Safeway has taken steps to help customers reduce the salt in their daily diets with a new range of products. The "Eat Smart" range has been developed to provide a wide range of products for people wishing to lose weight. In addition to limiting levels of fat and calories products in this range are formulated to contain limited salt to help customers keep within the recommended daily limit of 6g salt per day, whilst still maintaining taste and quality.
Products in Safeway's new children's range have been carefully developed to ensure a lower salt content. This embraces the recommendations from the Scientific Advisory Committee on Nutrition (SACN) to minimise salt in children's diets, together with lower levels of fat and sugar, in order to provide nutritional balance.
The Welsh Assembly is set to back British farms by urging public sector bodies to buy local food. An assembly debate in Cardiff on November 10th heard how the sector provides 90 million meals a year, worth £60 million, but only 20% of ingredients come from Wales. Next March the Assembly is to provide guidance notes on how local authorities and the Welsh NHS could restructure buying arrangements to benefit the economy within EU rules.
Tesco is to introduce degradable carrier bags in all of its stores from next year, the first UK retail group to take such a move. From 2004, all of its carrier bags will be made using a new additive called TDPA, developed by EPI Environmental Products, which means that the bags will start to break down in as little as 60 days, leaving no harmful residues. Once degraded, biomass, carbon dioxide, water and a small amount of mineral matter is all that is left.
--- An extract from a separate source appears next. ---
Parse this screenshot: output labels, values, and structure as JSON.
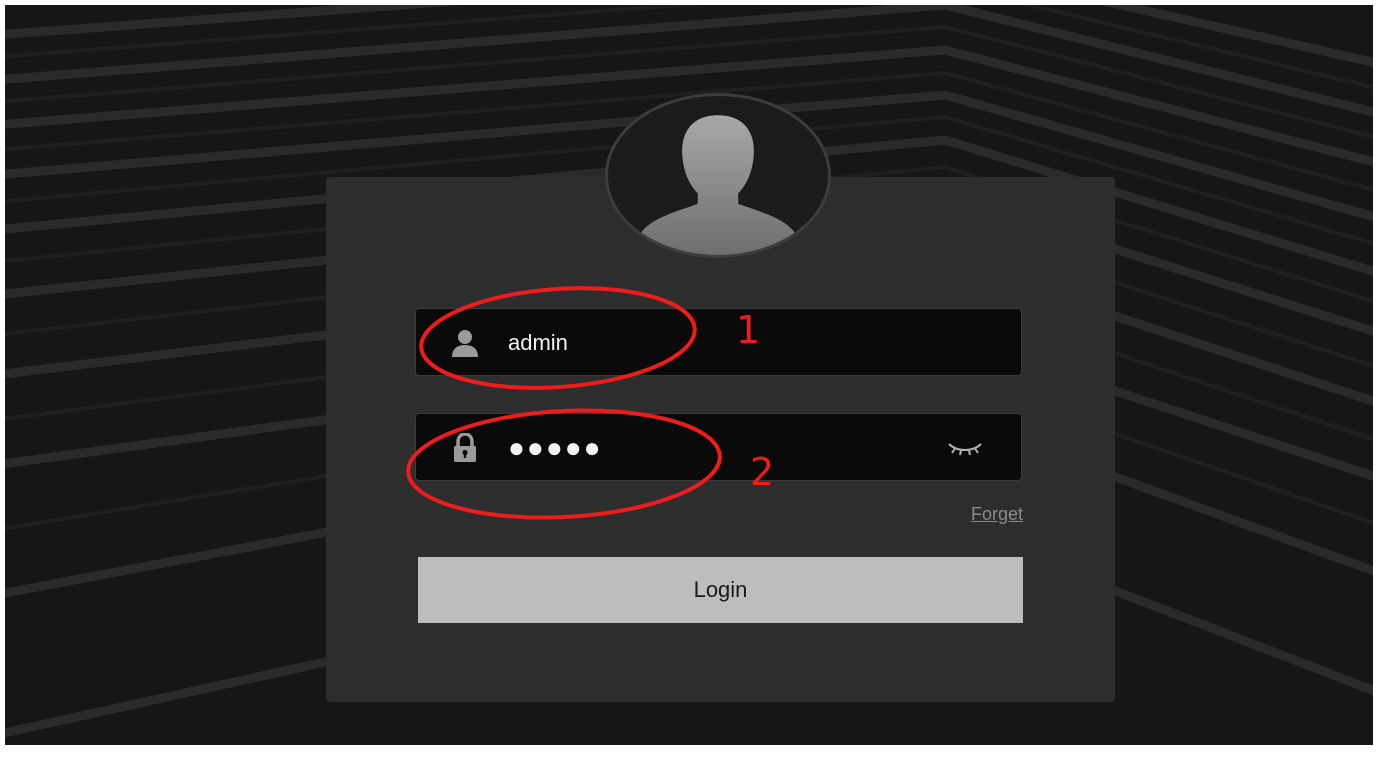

Lucy Neville-Rolfe, group corporate affairs director at Tesco, said that the move had come in response to customers' desire to do more for the environment. "It is also a huge boost for the environment and will help to keep our streets tidy," she added.
"Unlike many other 'green' carrier bags, the new Tesco bag will break down quickly even if inadvertently discarded outdoors - although we would never encourage people to dispose of them in this way."
Reports in the Sunday newspapers suggest that Morrisons has drawn up contingency plans to sell 140 of Safeways smaller stores in the UK for around £250 million (USD402.5 million). It is understood that the stores (below 1,390 square metres) will not be kept if they detract from the larger outlets that can most effectively improve performance and sales. Potential buyers for the smaller stores are thought to include the Big Food Group, Somerfield and the discounters Netto and Aldi.
A more profitable, diverse, competitive and environmentally sensitive farming and food industry is taking shape after a year of solid progress in implementing the government's strategy for a sustainable future. The year ahead must turn that progress into real results, Food and Farming Minister Lord Whitty and Strategy Implementation Group chair Sir Don Curry said.